When Christ came to this earth, He came to save sinners. We were commanded to go into the highways and bi-ways and preach the Gospel to EVERY man. It was a MANDATE. Not an option. So it IS a CRITICAL aspect of our faith. For a man to be saved and never see the necessity of winning the lost… there is a deep spiritual problem. That debt of gratitude to the Giver of Salvation should be so intense and the realization of what you were saved from should be so soul-jarring, that you cannot keep your mouth closed about it. Salvation is the single most important decision a man will ever make in his life, and therefore it should be a major point of attention in prioritizing. What could be more important than man’s eternal welfare? What could be more important than reaching out to rescue a soul from hell?

The Great Commission was not meant to be an “extracurricular activity”. It was important enough that Christ taught his disciples the necessity of forsaking their homes and jobs to follow Him. Hence, you have people that surrender all for the sake of full-time ministry.

Outside of this…

You are merely faced with man’s opinion, pleasing people, and measuring up to earthly standards.

There is GREAT danger in elevating any man’s opinion above God’s opinion. Imagine, all your life, you struggle to keep everyone around you happy, while aspects and elements of your relationship with God have been put on the back burner and neglected. When you finally see God, and the most important moment ever in your entire existence, you learn that EVERY EARTHLY EFFORT was in vain because those were not the things that mattered… it will be the most devastating hour for you in all of eternity. God MUST be put before pleasing ANYONE.

Galatians 1:10 For do I now persuade men, or God? or do I seek to please men? for if I yet pleased men, I should not be the servant of Christ.
Proverbs 29:25 The fear of man bringeth a snare: but whoso putteth his trust in the LORD shall be safe. This includes fear of your boss and consequences of not putting work first!
John 12:43 For they loved the praise of men more than the praise of God. An accolade for your success is great, but God’s opinion matters infinitely more than man’s.
Galatians 2:20 I am crucified with Christ: nevertheless I live; yet not I, but Christ liveth in me: and the life which I now live in the flesh I live by the faith of the Son of God, who loved me, and gave himself for me. Who should receive our highest efforts, but He Who gave His LIFE for us? 
Isaiah 2:22 Cease ye from man, whose breath is in his nostrils: for wherein is he to be accounted of? Man will not be the one to Judge you…
Romans 12:1-2 I beseech you therefore, brethren, by the mercies of God, that ye present your bodies a living sacrifice, holy, acceptable unto God, which is your reasonable service.   I do not pretend to know the theological depth of the statement “which is your reasonable service” but I did notice it says “reasonable” service… Not irrationally high expectations and demands…
Matthew 10:28 And fear not them which kill the body, but are not able to kill the soul: but rather fear him which is able to destroy both soul and body in hell.

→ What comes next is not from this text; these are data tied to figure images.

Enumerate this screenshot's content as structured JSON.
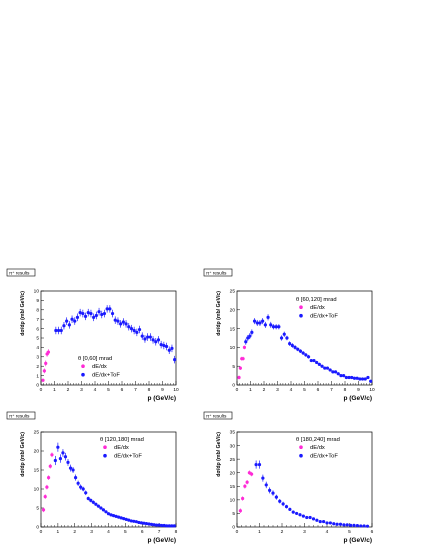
{
  "chart_data": [
    {
      "type": "scatter",
      "results_label": "π⁺ results",
      "xlabel": "p (GeV/c)",
      "ylabel": "dσ/dp (mb/ GeV/c)",
      "legend_title": "θ [0,60] mrad",
      "xlim": [
        0,
        10
      ],
      "ylim": [
        0,
        10
      ],
      "xticks": [
        0,
        1,
        2,
        3,
        4,
        5,
        6,
        7,
        8,
        9,
        10
      ],
      "yticks": [
        0,
        1,
        2,
        3,
        4,
        5,
        6,
        7,
        8,
        9,
        10
      ],
      "series": [
        {
          "name": "dE/dx",
          "color": "#ff2bd6",
          "x": [
            0.15,
            0.25,
            0.35,
            0.45,
            0.55
          ],
          "y": [
            0.5,
            1.5,
            2.3,
            3.3,
            3.5
          ],
          "yerr": [
            0.2,
            0.25,
            0.3,
            0.3,
            0.3
          ]
        },
        {
          "name": "dE/dx+ToF",
          "color": "#1a1aff",
          "x": [
            1.1,
            1.3,
            1.5,
            1.7,
            1.9,
            2.1,
            2.3,
            2.5,
            2.7,
            2.9,
            3.1,
            3.3,
            3.5,
            3.7,
            3.9,
            4.1,
            4.3,
            4.5,
            4.7,
            4.9,
            5.1,
            5.3,
            5.5,
            5.7,
            5.9,
            6.1,
            6.3,
            6.5,
            6.7,
            6.9,
            7.1,
            7.3,
            7.5,
            7.7,
            7.9,
            8.1,
            8.3,
            8.5,
            8.7,
            8.9,
            9.1,
            9.3,
            9.5,
            9.7,
            9.9
          ],
          "y": [
            5.8,
            5.8,
            5.8,
            6.3,
            6.8,
            6.4,
            7.0,
            6.8,
            7.2,
            7.7,
            7.6,
            7.3,
            7.7,
            7.6,
            7.2,
            7.4,
            7.8,
            7.5,
            7.6,
            8.1,
            8.1,
            7.6,
            6.9,
            6.8,
            6.5,
            6.7,
            6.5,
            6.2,
            6.0,
            5.8,
            5.6,
            5.9,
            5.2,
            4.9,
            5.1,
            5.1,
            4.8,
            4.6,
            4.8,
            4.3,
            4.2,
            4.1,
            3.7,
            3.9,
            2.7
          ],
          "yerr": [
            0.4,
            0.4,
            0.4,
            0.4,
            0.4,
            0.4,
            0.4,
            0.4,
            0.4,
            0.4,
            0.4,
            0.4,
            0.4,
            0.4,
            0.4,
            0.4,
            0.4,
            0.4,
            0.4,
            0.4,
            0.4,
            0.4,
            0.4,
            0.4,
            0.4,
            0.4,
            0.4,
            0.4,
            0.4,
            0.4,
            0.4,
            0.4,
            0.4,
            0.4,
            0.4,
            0.4,
            0.4,
            0.4,
            0.4,
            0.4,
            0.4,
            0.4,
            0.4,
            0.4,
            0.4
          ]
        }
      ]
    },
    {
      "type": "scatter",
      "results_label": "π⁺ results",
      "xlabel": "p (GeV/c)",
      "ylabel": "dσ/dp (mb/ GeV/c)",
      "legend_title": "θ [60,120] mrad",
      "xlim": [
        0,
        10
      ],
      "ylim": [
        0,
        25
      ],
      "xticks": [
        0,
        1,
        2,
        3,
        4,
        5,
        6,
        7,
        8,
        9,
        10
      ],
      "yticks": [
        0,
        5,
        10,
        15,
        20,
        25
      ],
      "series": [
        {
          "name": "dE/dx",
          "color": "#ff2bd6",
          "x": [
            0.15,
            0.25,
            0.35,
            0.45,
            0.55
          ],
          "y": [
            2.0,
            4.5,
            7.0,
            7.0,
            10.0
          ],
          "yerr": [
            0.5,
            0.5,
            0.5,
            0.5,
            0.5
          ]
        },
        {
          "name": "dE/dx+ToF",
          "color": "#1a1aff",
          "x": [
            0.65,
            0.8,
            0.95,
            1.1,
            1.3,
            1.5,
            1.7,
            1.9,
            2.1,
            2.3,
            2.5,
            2.7,
            2.9,
            3.1,
            3.3,
            3.5,
            3.7,
            3.9,
            4.1,
            4.3,
            4.5,
            4.7,
            4.9,
            5.1,
            5.3,
            5.5,
            5.7,
            5.9,
            6.1,
            6.3,
            6.5,
            6.7,
            6.9,
            7.1,
            7.3,
            7.5,
            7.7,
            7.9,
            8.1,
            8.3,
            8.5,
            8.7,
            8.9,
            9.1,
            9.3,
            9.5,
            9.7,
            9.9
          ],
          "y": [
            11.5,
            12.5,
            13.0,
            14.0,
            17.0,
            16.5,
            16.5,
            17.0,
            16.0,
            18.0,
            16.0,
            15.5,
            15.5,
            15.5,
            12.5,
            13.5,
            12.5,
            11.0,
            10.5,
            10.0,
            9.5,
            9.0,
            8.5,
            8.0,
            7.5,
            6.5,
            6.5,
            6.0,
            5.5,
            5.0,
            4.5,
            4.5,
            4.0,
            3.5,
            3.5,
            3.0,
            2.5,
            2.5,
            2.0,
            2.0,
            2.0,
            1.8,
            1.8,
            1.6,
            1.6,
            1.6,
            2.0,
            1.0
          ],
          "yerr": [
            0.8,
            0.8,
            0.8,
            0.8,
            0.8,
            0.8,
            0.8,
            0.8,
            0.8,
            0.8,
            0.8,
            0.7,
            0.7,
            0.7,
            0.7,
            0.7,
            0.6,
            0.6,
            0.6,
            0.6,
            0.5,
            0.5,
            0.5,
            0.5,
            0.5,
            0.4,
            0.4,
            0.4,
            0.4,
            0.4,
            0.4,
            0.4,
            0.3,
            0.3,
            0.3,
            0.3,
            0.3,
            0.3,
            0.3,
            0.3,
            0.3,
            0.3,
            0.3,
            0.3,
            0.3,
            0.3,
            0.3,
            0.3
          ]
        }
      ]
    },
    {
      "type": "scatter",
      "results_label": "π⁺ results",
      "xlabel": "p (GeV/c)",
      "ylabel": "dσ/dp (mb/ GeV/c)",
      "legend_title": "θ [120,180] mrad",
      "xlim": [
        0,
        8
      ],
      "ylim": [
        0,
        25
      ],
      "xticks": [
        0,
        1,
        2,
        3,
        4,
        5,
        6,
        7,
        8
      ],
      "yticks": [
        0,
        5,
        10,
        15,
        20,
        25
      ],
      "series": [
        {
          "name": "dE/dx",
          "color": "#ff2bd6",
          "x": [
            0.15,
            0.25,
            0.35,
            0.45,
            0.55,
            0.65
          ],
          "y": [
            4.5,
            8.0,
            10.5,
            13.0,
            16.0,
            19.0
          ],
          "yerr": [
            0.6,
            0.6,
            0.6,
            0.6,
            0.6,
            0.6
          ]
        },
        {
          "name": "dE/dx+ToF",
          "color": "#1a1aff",
          "x": [
            0.85,
            1.0,
            1.15,
            1.3,
            1.45,
            1.6,
            1.75,
            1.9,
            2.05,
            2.2,
            2.35,
            2.5,
            2.65,
            2.8,
            2.95,
            3.1,
            3.25,
            3.4,
            3.55,
            3.7,
            3.85,
            4.0,
            4.15,
            4.3,
            4.45,
            4.6,
            4.75,
            4.9,
            5.05,
            5.2,
            5.35,
            5.5,
            5.65,
            5.8,
            5.95,
            6.1,
            6.25,
            6.4,
            6.55,
            6.7,
            6.85,
            7.0,
            7.15,
            7.3,
            7.45,
            7.6,
            7.75,
            7.9
          ],
          "y": [
            17.5,
            21.0,
            18.0,
            19.5,
            18.5,
            17.0,
            15.5,
            15.0,
            13.0,
            11.5,
            10.5,
            10.0,
            9.0,
            7.5,
            7.0,
            6.5,
            6.0,
            5.5,
            5.0,
            4.5,
            4.0,
            3.5,
            3.2,
            3.0,
            2.8,
            2.6,
            2.4,
            2.2,
            2.0,
            1.8,
            1.6,
            1.5,
            1.4,
            1.2,
            1.1,
            1.0,
            0.9,
            0.8,
            0.7,
            0.6,
            0.5,
            0.5,
            0.4,
            0.4,
            0.3,
            0.3,
            0.3,
            0.3
          ],
          "yerr": [
            1.2,
            1.2,
            1.1,
            1.0,
            1.0,
            0.9,
            0.9,
            0.8,
            0.8,
            0.7,
            0.7,
            0.6,
            0.6,
            0.5,
            0.5,
            0.5,
            0.4,
            0.4,
            0.4,
            0.4,
            0.3,
            0.3,
            0.3,
            0.3,
            0.3,
            0.3,
            0.2,
            0.2,
            0.2,
            0.2,
            0.2,
            0.2,
            0.2,
            0.2,
            0.2,
            0.2,
            0.2,
            0.2,
            0.2,
            0.2,
            0.2,
            0.2,
            0.2,
            0.2,
            0.2,
            0.2,
            0.2,
            0.2
          ]
        }
      ]
    },
    {
      "type": "scatter",
      "results_label": "π⁺ results",
      "xlabel": "p (GeV/c)",
      "ylabel": "dσ/dp (mb/ GeV/c)",
      "legend_title": "θ [180,240] mrad",
      "xlim": [
        0,
        6
      ],
      "ylim": [
        0,
        35
      ],
      "xticks": [
        0,
        1,
        2,
        3,
        4,
        5,
        6
      ],
      "yticks": [
        0,
        5,
        10,
        15,
        20,
        25,
        30,
        35
      ],
      "series": [
        {
          "name": "dE/dx",
          "color": "#ff2bd6",
          "x": [
            0.15,
            0.25,
            0.35,
            0.45,
            0.55,
            0.65
          ],
          "y": [
            6.0,
            10.5,
            15.0,
            16.5,
            20.0,
            19.5
          ],
          "yerr": [
            0.8,
            0.8,
            0.8,
            0.8,
            0.8,
            0.8
          ]
        },
        {
          "name": "dE/dx+ToF",
          "color": "#1a1aff",
          "x": [
            0.85,
            1.0,
            1.15,
            1.3,
            1.45,
            1.6,
            1.75,
            1.9,
            2.05,
            2.2,
            2.35,
            2.5,
            2.65,
            2.8,
            2.95,
            3.1,
            3.25,
            3.4,
            3.55,
            3.7,
            3.85,
            4.0,
            4.15,
            4.3,
            4.45,
            4.6,
            4.75,
            4.9,
            5.05,
            5.2,
            5.35,
            5.5,
            5.65,
            5.8
          ],
          "y": [
            23.0,
            23.0,
            18.0,
            15.5,
            13.5,
            12.5,
            11.0,
            9.5,
            8.5,
            7.5,
            6.5,
            5.5,
            5.0,
            4.5,
            4.0,
            3.5,
            3.5,
            3.0,
            2.5,
            2.0,
            2.0,
            1.5,
            1.5,
            1.2,
            1.0,
            1.0,
            0.8,
            0.8,
            0.6,
            0.6,
            0.5,
            0.4,
            0.4,
            0.3
          ],
          "yerr": [
            1.5,
            1.5,
            1.3,
            1.2,
            1.1,
            1.0,
            0.9,
            0.8,
            0.8,
            0.7,
            0.6,
            0.6,
            0.5,
            0.5,
            0.5,
            0.4,
            0.4,
            0.4,
            0.4,
            0.3,
            0.3,
            0.3,
            0.3,
            0.3,
            0.3,
            0.3,
            0.3,
            0.3,
            0.3,
            0.3,
            0.3,
            0.3,
            0.3,
            0.3
          ]
        }
      ]
    }
  ]
}
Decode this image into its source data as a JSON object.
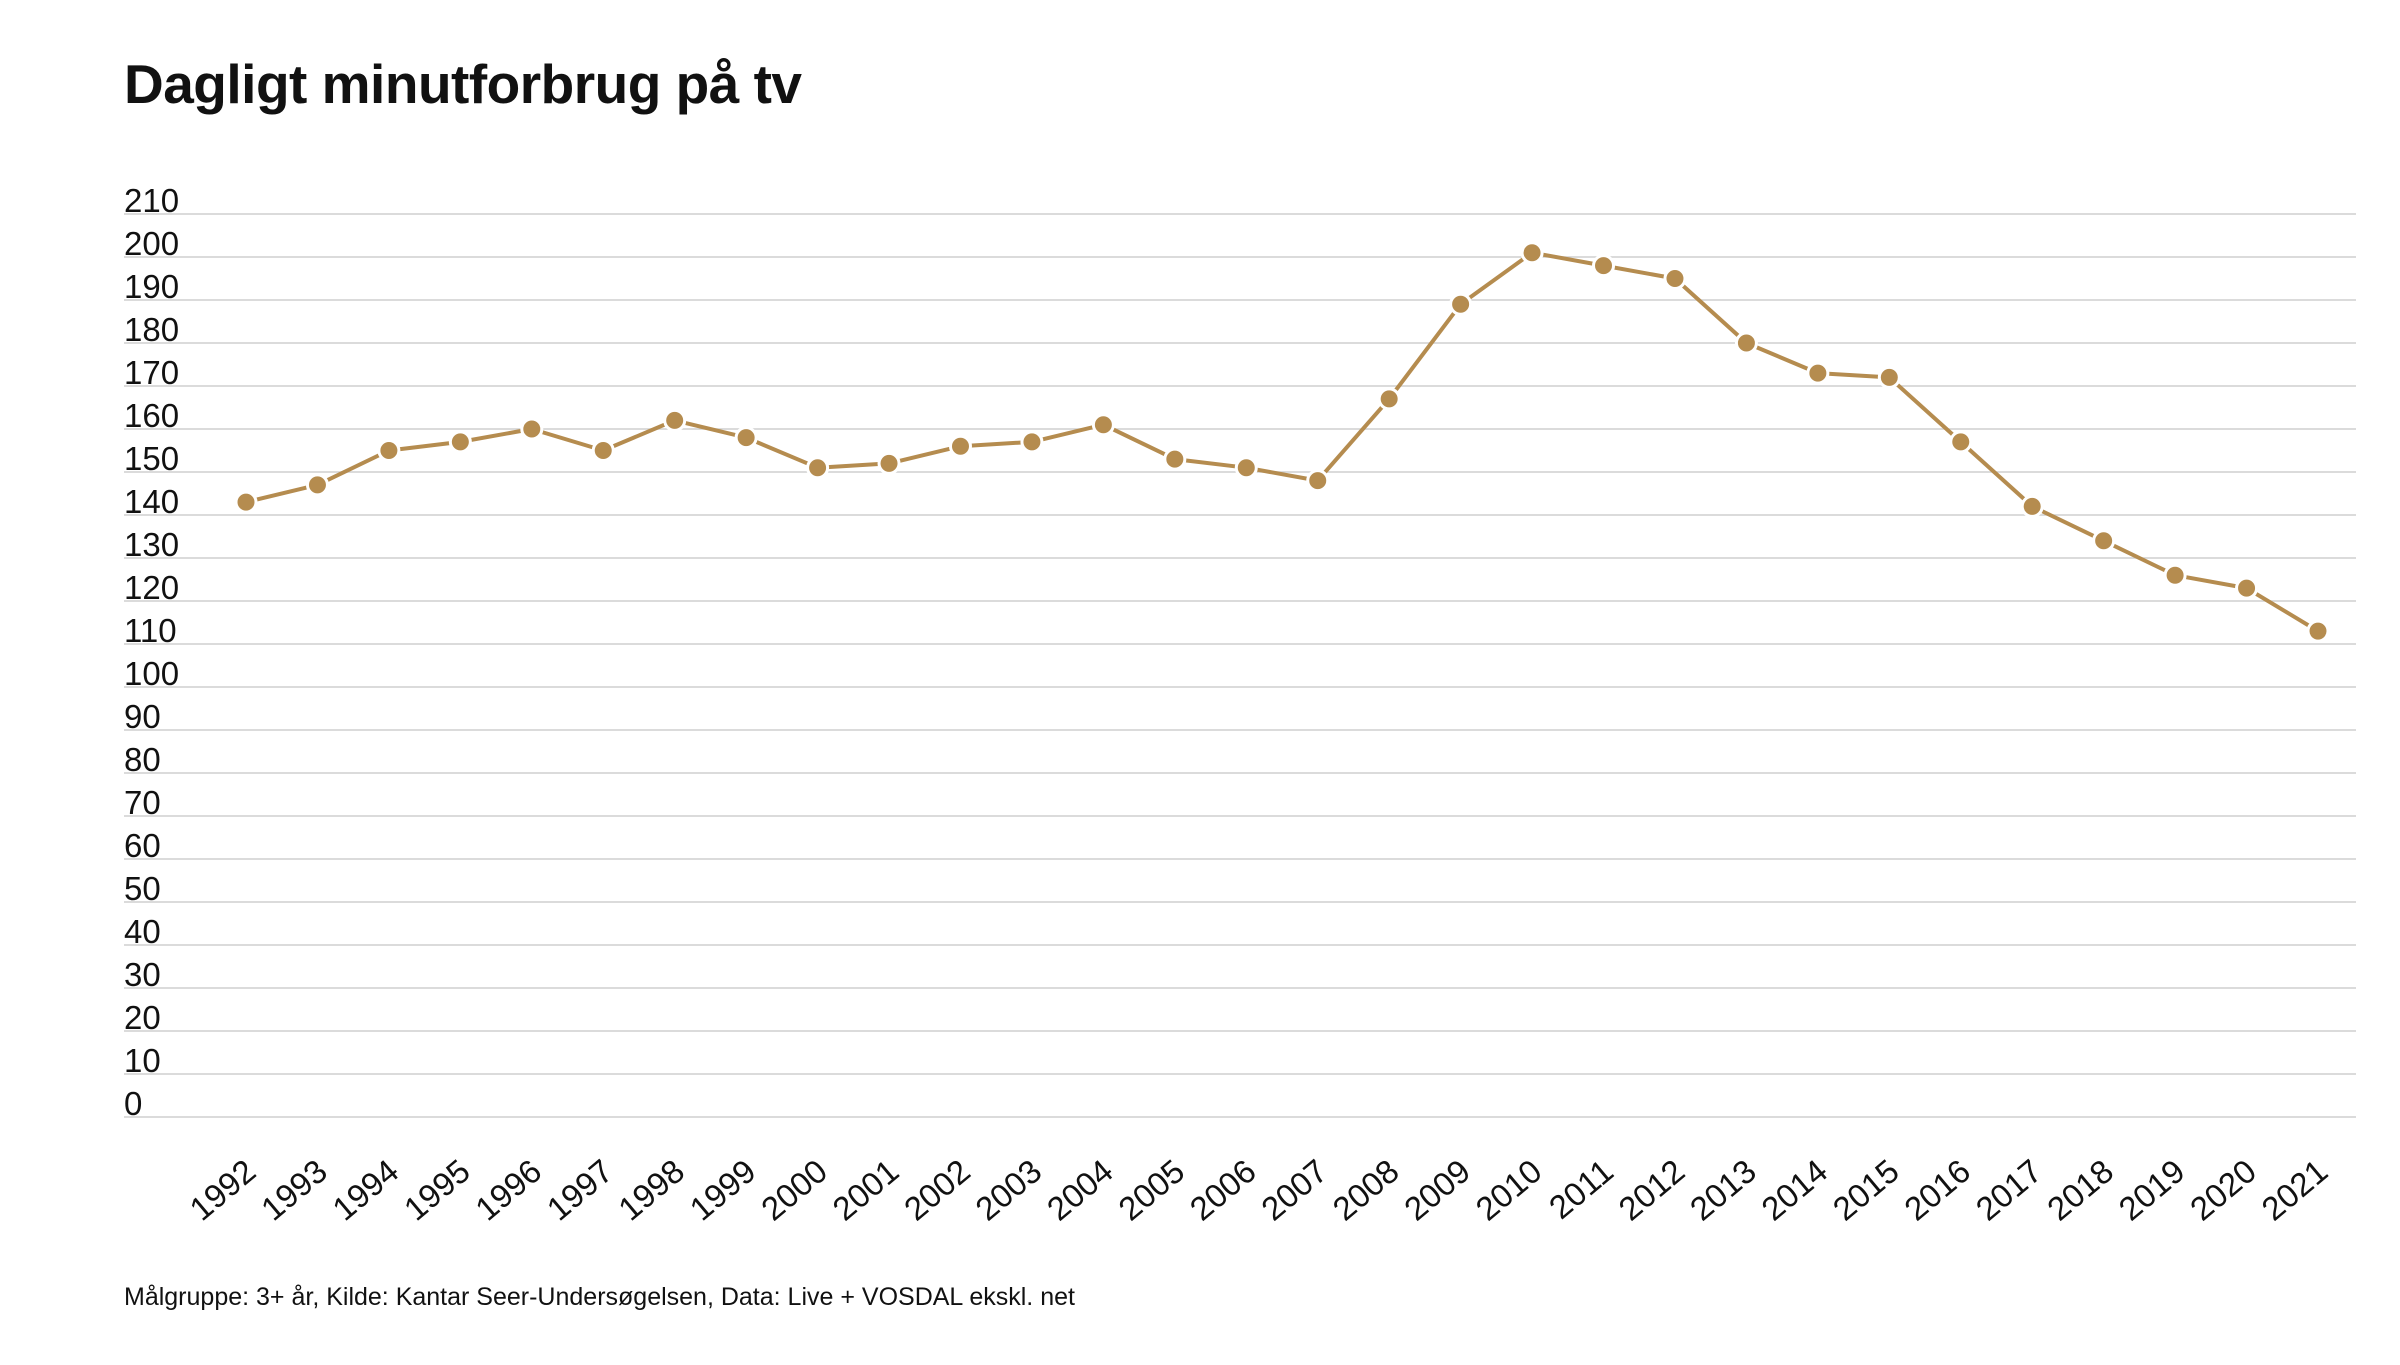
{
  "chart_data": {
    "type": "line",
    "title": "Dagligt minutforbrug på tv",
    "xlabel": "",
    "ylabel": "",
    "ylim": [
      0,
      210
    ],
    "y_ticks": [
      0,
      10,
      20,
      30,
      40,
      50,
      60,
      70,
      80,
      90,
      100,
      110,
      120,
      130,
      140,
      150,
      160,
      170,
      180,
      190,
      200,
      210
    ],
    "grid": true,
    "legend": "none",
    "categories": [
      "1992",
      "1993",
      "1994",
      "1995",
      "1996",
      "1997",
      "1998",
      "1999",
      "2000",
      "2001",
      "2002",
      "2003",
      "2004",
      "2005",
      "2006",
      "2007",
      "2008",
      "2009",
      "2010",
      "2011",
      "2012",
      "2013",
      "2014",
      "2015",
      "2016",
      "2017",
      "2018",
      "2019",
      "2020",
      "2021"
    ],
    "series": [
      {
        "values": [
          143,
          147,
          155,
          157,
          160,
          155,
          162,
          158,
          151,
          152,
          156,
          157,
          161,
          153,
          151,
          148,
          167,
          189,
          201,
          198,
          195,
          180,
          173,
          172,
          157,
          142,
          134,
          126,
          123,
          113
        ]
      }
    ],
    "colors": {
      "line": "#b58c4f",
      "marker": "#b58c4f",
      "marker_outline": "#ffffff",
      "grid": "#cfcfcf"
    },
    "source": "Målgruppe: 3+ år, Kilde: Kantar Seer-Undersøgelsen, Data: Live + VOSDAL ekskl. net"
  }
}
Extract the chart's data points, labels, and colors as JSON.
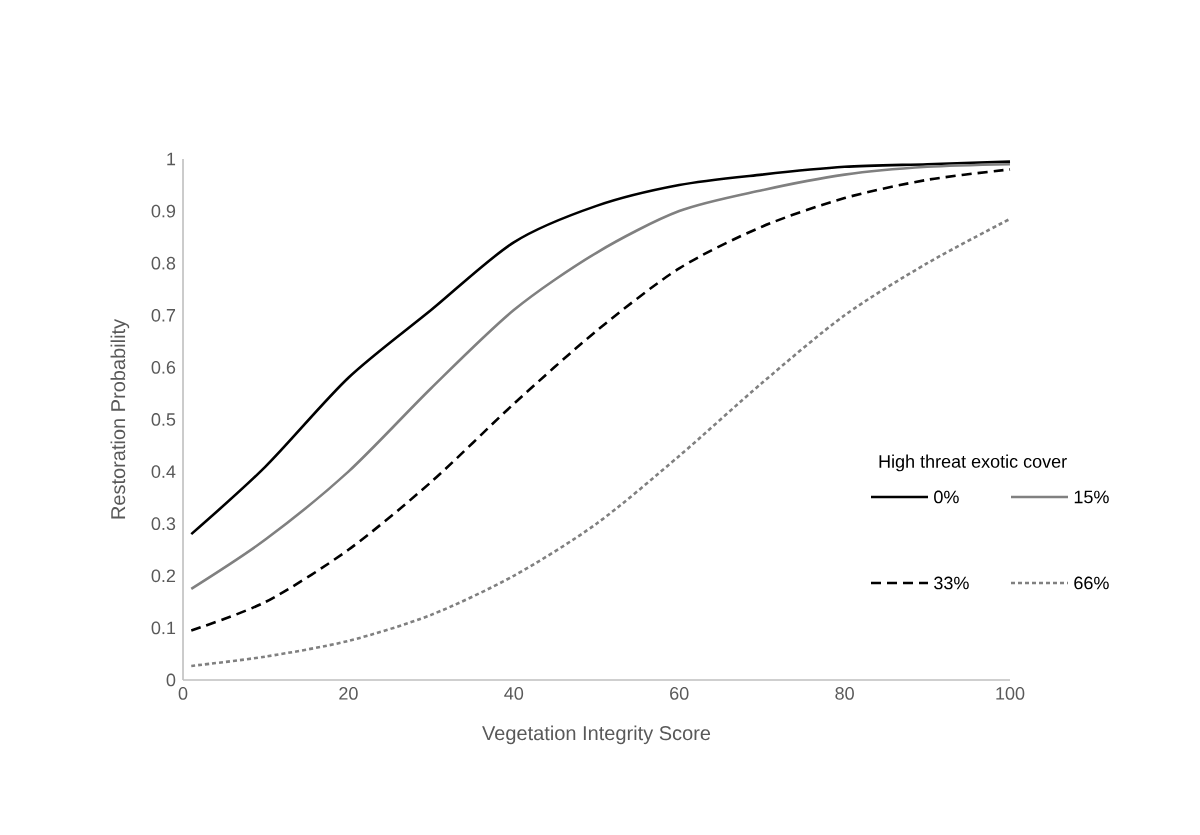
{
  "chart_data": {
    "type": "line",
    "xlabel": "Vegetation Integrity Score",
    "ylabel": "Restoration Probability",
    "legend_title": "High threat exotic cover",
    "series": [
      {
        "name": "0%",
        "color": "#000000",
        "line_style": "solid",
        "x": [
          1,
          10,
          20,
          30,
          40,
          50,
          60,
          70,
          80,
          90,
          100
        ],
        "values": [
          0.28,
          0.41,
          0.58,
          0.71,
          0.84,
          0.91,
          0.95,
          0.97,
          0.985,
          0.99,
          0.995
        ]
      },
      {
        "name": "15%",
        "color": "#808080",
        "line_style": "solid",
        "x": [
          1,
          10,
          20,
          30,
          40,
          50,
          60,
          70,
          80,
          90,
          100
        ],
        "values": [
          0.175,
          0.27,
          0.4,
          0.56,
          0.71,
          0.82,
          0.9,
          0.94,
          0.97,
          0.985,
          0.99
        ]
      },
      {
        "name": "33%",
        "color": "#000000",
        "line_style": "dashed",
        "x": [
          1,
          10,
          20,
          30,
          40,
          50,
          60,
          70,
          80,
          90,
          100
        ],
        "values": [
          0.095,
          0.15,
          0.25,
          0.38,
          0.53,
          0.67,
          0.79,
          0.87,
          0.925,
          0.96,
          0.98
        ]
      },
      {
        "name": "66%",
        "color": "#808080",
        "line_style": "dotted",
        "x": [
          1,
          10,
          20,
          30,
          40,
          50,
          60,
          70,
          80,
          90,
          100
        ],
        "values": [
          0.027,
          0.045,
          0.075,
          0.125,
          0.2,
          0.3,
          0.43,
          0.57,
          0.7,
          0.8,
          0.885
        ]
      }
    ],
    "xlim": [
      0,
      100
    ],
    "xticks": [
      0,
      20,
      40,
      60,
      80,
      100
    ],
    "ylim": [
      0,
      1
    ],
    "yticks": [
      0,
      0.1,
      0.2,
      0.3,
      0.4,
      0.5,
      0.6,
      0.7,
      0.8,
      0.9,
      1
    ],
    "legend": "right"
  }
}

Don’t neglect God based on fear of consequences in this world!
Proverbs 29:26 Many seek the ruler’s favour; but  every man’s judgment cometh from the LORD.:  

By putting God’s opinion before all other opinions, you win the priority game. If anything falls through the cracks, but God was first in all you did, and you lined up the rest of your priorities according to His Word, whatever falls through is… not that critical. Oh sure… it may SEEM critical and it may have PLENTY of earthly consequences, but… rest assured you’ve managed what truly counted and mattered.

In summary (I know… this was a long one!) I know that I must put God first always, and think mainly about obeying and pleasing HIM. After that, it is obeying and pleasing my husband. After that, the ministry and Great Commission. If something after those priorities throws off the main priorities, it is the things that follow that have to be adjusted- NOT my main priorities. As long as I am doing my best and God is front and center I must trust that everything else will fall into or out of place as He sees fit.

What are your priority goals and methods of balancing them?